Possible VAE memory leak?
This issue was pointed out by @handshape surrounding some Python bindings I made for stable-diffusion.cpp here. It seems that when using CUBLAS or HIPBLAS, running free_sd_ctx does not release all of the VRAM. @handshape describes the issue with:
After some experimentation, I've noticed that the amount that hangs around is always almost exactly the same amount as gets allocated for the VAE, plus about 100MB. VAE tiling reduced the size of the leak, and doing the VAE phase on the CPU leaves just the 100 or so MB of leftovers. If I was going to hazard a guess, there's more being allocated in stable-diffusion.cpp's load_from_file() than is getting freed by the free_sd_ctx() call.
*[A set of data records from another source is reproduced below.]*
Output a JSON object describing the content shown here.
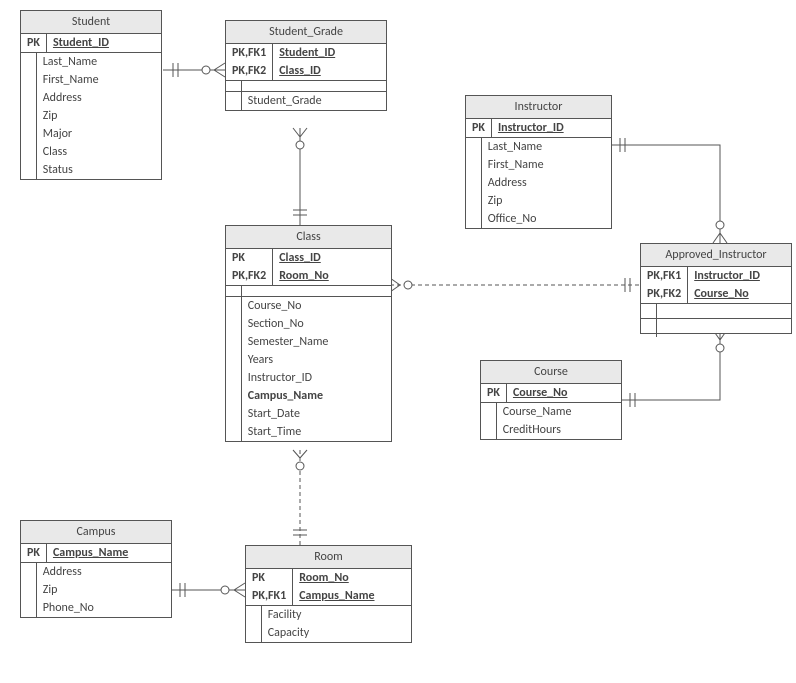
{
  "entities": {
    "student": {
      "title": "Student",
      "pk": [
        [
          "PK",
          "Student_ID"
        ]
      ],
      "attrs": [
        "Last_Name",
        "First_Name",
        "Address",
        "Zip",
        "Major",
        "Class",
        "Status"
      ]
    },
    "student_grade": {
      "title": "Student_Grade",
      "pk": [
        [
          "PK,FK1",
          "Student_ID"
        ],
        [
          "PK,FK2",
          "Class_ID"
        ]
      ],
      "attrs": [
        "Student_Grade"
      ]
    },
    "class": {
      "title": "Class",
      "pk": [
        [
          "PK",
          "Class_ID"
        ],
        [
          "PK,FK2",
          "Room_No"
        ]
      ],
      "attrs": [
        "Course_No",
        "Section_No",
        "Semester_Name",
        "Years",
        "Instructor_ID",
        "Campus_Name",
        "Start_Date",
        "Start_Time"
      ],
      "bold_attrs": [
        "Campus_Name"
      ]
    },
    "instructor": {
      "title": "Instructor",
      "pk": [
        [
          "PK",
          "Instructor_ID"
        ]
      ],
      "attrs": [
        "Last_Name",
        "First_Name",
        "Address",
        "Zip",
        "Office_No"
      ]
    },
    "approved_instructor": {
      "title": "Approved_Instructor",
      "pk": [
        [
          "PK,FK1",
          "Instructor_ID"
        ],
        [
          "PK,FK2",
          "Course_No"
        ]
      ],
      "attrs": [
        ""
      ]
    },
    "course": {
      "title": "Course",
      "pk": [
        [
          "PK",
          "Course_No"
        ]
      ],
      "attrs": [
        "Course_Name",
        "CreditHours"
      ]
    },
    "campus": {
      "title": "Campus",
      "pk": [
        [
          "PK",
          "Campus_Name"
        ]
      ],
      "attrs": [
        "Address",
        "Zip",
        "Phone_No"
      ]
    },
    "room": {
      "title": "Room",
      "pk": [
        [
          "PK",
          "Room_No"
        ],
        [
          "PK,FK1",
          "Campus_Name"
        ]
      ],
      "attrs": [
        "Facility",
        "Capacity"
      ]
    }
  }
}
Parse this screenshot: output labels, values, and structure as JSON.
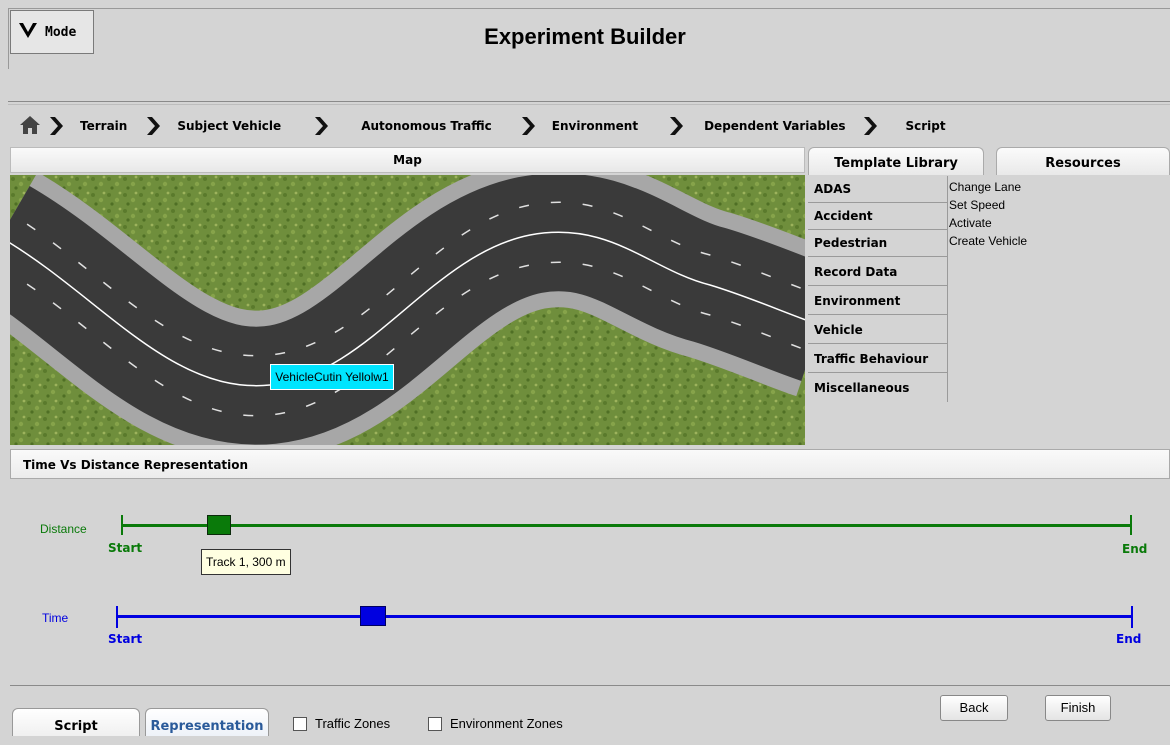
{
  "app": {
    "title": "Experiment Builder",
    "mode_label": "Mode"
  },
  "breadcrumb": {
    "items": [
      "Terrain",
      "Subject Vehicle",
      "Autonomous Traffic",
      "Environment",
      "Dependent Variables",
      "Script"
    ]
  },
  "map": {
    "header": "Map",
    "vehicle_label": "VehicleCutin Yellolw1"
  },
  "library": {
    "tabs": [
      "Template Library",
      "Resources"
    ],
    "categories": [
      "ADAS",
      "Accident",
      "Pedestrian",
      "Record Data",
      "Environment",
      "Vehicle",
      "Traffic Behaviour",
      "Miscellaneous"
    ],
    "templates": [
      "Change Lane",
      "Set Speed",
      "Activate",
      "Create Vehicle"
    ]
  },
  "representation": {
    "header": "Time Vs Distance Representation",
    "distance": {
      "label": "Distance",
      "start": "Start",
      "end": "End",
      "color": "#0a7a0a",
      "marker_fraction": 0.085
    },
    "time": {
      "label": "Time",
      "start": "Start",
      "end": "End",
      "color": "#0000e0",
      "marker_fraction": 0.24
    },
    "tooltip": "Track 1, 300 m"
  },
  "bottom": {
    "tabs": [
      "Script",
      "Representation"
    ],
    "checkboxes": [
      "Traffic Zones",
      "Environment Zones"
    ],
    "back": "Back",
    "finish": "Finish"
  }
}
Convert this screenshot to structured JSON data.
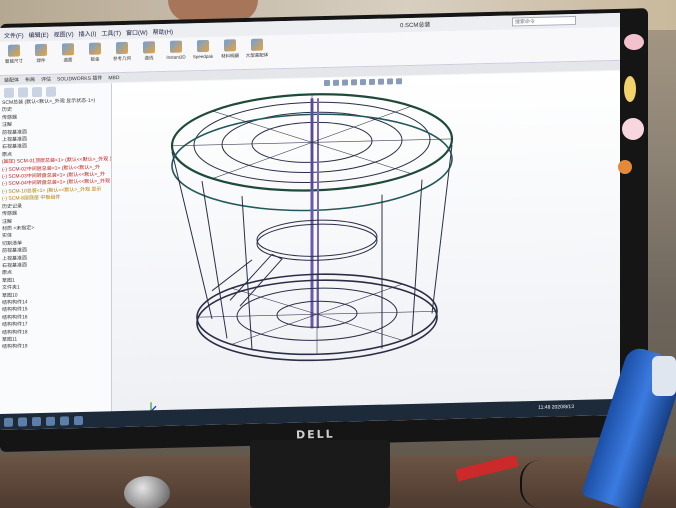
{
  "window": {
    "document_title": "0.SCM总装",
    "search_placeholder": "搜索命令"
  },
  "menu": [
    "文件(F)",
    "编辑(E)",
    "视图(V)",
    "插入(I)",
    "工具(T)",
    "窗口(W)",
    "帮助(H)"
  ],
  "ribbon": [
    {
      "label": "智能尺寸"
    },
    {
      "label": "焊件"
    },
    {
      "label": "曲面"
    },
    {
      "label": "钣金"
    },
    {
      "label": "参考几何"
    },
    {
      "label": "曲线"
    },
    {
      "label": "Instant3D"
    },
    {
      "label": "Speedpak"
    },
    {
      "label": "材料明细"
    },
    {
      "label": "大型装配体"
    }
  ],
  "tabs": [
    "装配体",
    "布局",
    "评估",
    "SOLIDWORKS 插件",
    "MBD"
  ],
  "tree": {
    "items": [
      {
        "text": "SCM总装 (默认<默认>_外观 显示状态-1>)",
        "kind": "normal"
      },
      {
        "text": "历史",
        "kind": "normal"
      },
      {
        "text": "传感器",
        "kind": "normal"
      },
      {
        "text": "注解",
        "kind": "normal"
      },
      {
        "text": "前视基准面",
        "kind": "normal"
      },
      {
        "text": "上视基准面",
        "kind": "normal"
      },
      {
        "text": "右视基准面",
        "kind": "normal"
      },
      {
        "text": "原点",
        "kind": "normal"
      },
      {
        "text": "(固定) SCM-01顶层总装<1> (默认<<默认>_外观 显示",
        "kind": "err"
      },
      {
        "text": "(-) SCM-02中间层总装<1> (默认<<默认>_外",
        "kind": "err"
      },
      {
        "text": "(-) SCM-03中间转盘总装<1> (默认<<默认>_外",
        "kind": "err"
      },
      {
        "text": "(-) SCM-04中间转盘总装<1> (默认<<默认>_外观",
        "kind": "err"
      },
      {
        "text": "(-) SCM-10总装<1> (默认<<默认>_外观 显示",
        "kind": "w"
      },
      {
        "text": "(-) SCM-8层底座 中板组件",
        "kind": "w"
      },
      {
        "text": "历史记录",
        "kind": "normal"
      },
      {
        "text": "传感器",
        "kind": "normal"
      },
      {
        "text": "注解",
        "kind": "normal"
      },
      {
        "text": "材质 <未指定>",
        "kind": "normal"
      },
      {
        "text": "实体",
        "kind": "normal"
      },
      {
        "text": "切割清单",
        "kind": "normal"
      },
      {
        "text": "前视基准面",
        "kind": "normal"
      },
      {
        "text": "上视基准面",
        "kind": "normal"
      },
      {
        "text": "右视基准面",
        "kind": "normal"
      },
      {
        "text": "原点",
        "kind": "normal"
      },
      {
        "text": "草图1",
        "kind": "normal"
      },
      {
        "text": "文件夹1",
        "kind": "normal"
      },
      {
        "text": "草图10",
        "kind": "normal"
      },
      {
        "text": "结构构件14",
        "kind": "normal"
      },
      {
        "text": "结构构件15",
        "kind": "normal"
      },
      {
        "text": "结构构件16",
        "kind": "normal"
      },
      {
        "text": "结构构件17",
        "kind": "normal"
      },
      {
        "text": "结构构件18",
        "kind": "normal"
      },
      {
        "text": "草图11",
        "kind": "normal"
      },
      {
        "text": "结构构件19",
        "kind": "normal"
      }
    ]
  },
  "status": {
    "time": "11:48",
    "date": "2020/8/13"
  },
  "brand": "DELL"
}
I'm able to recreate the same behaviour in stable-diffusion.cpp by adding a sleep at the end of the CLI code on line 896 main.cpp file inside examples\cli\main.cpp.
Line 1:
#include <iostream>
#include <thread>
#include <chrono>
Line 899 (after adding imports):
// After running these:
// free(results);
// free_sd_ctx(sd_ctx);
// free(control_image_buffer);
// free(input_image_buffer);
printf("FINISHED");
std::this_thread::sleep_for(std::chrono::seconds(15));
Even though it seems everything should have been unloaded, not all the VRAM is released until the code finally exits. Any suggestions?
My C++ is rusty, but in stable-diffusion.cpp from here: https://github.com/leejet/stable-diffusion.cpp/blob/9c51d8787f78ef1bd0ead1e8f48b766d7ee7484d/stable-diffusion.cpp#L213 to here: https://github.com/leejet/stable-diffusion.cpp/blob/9c51d8787f78ef1bd0ead1e8f48b766d7ee7484d/stable-diffusion.cpp#L274 I see a bunch of calls to std::make_shared()
This is the reference-counting stuff in the standard library, no? I seem to remember there were a bunch of funny semantics about how to tell a shared pointer that it had been dereferenced.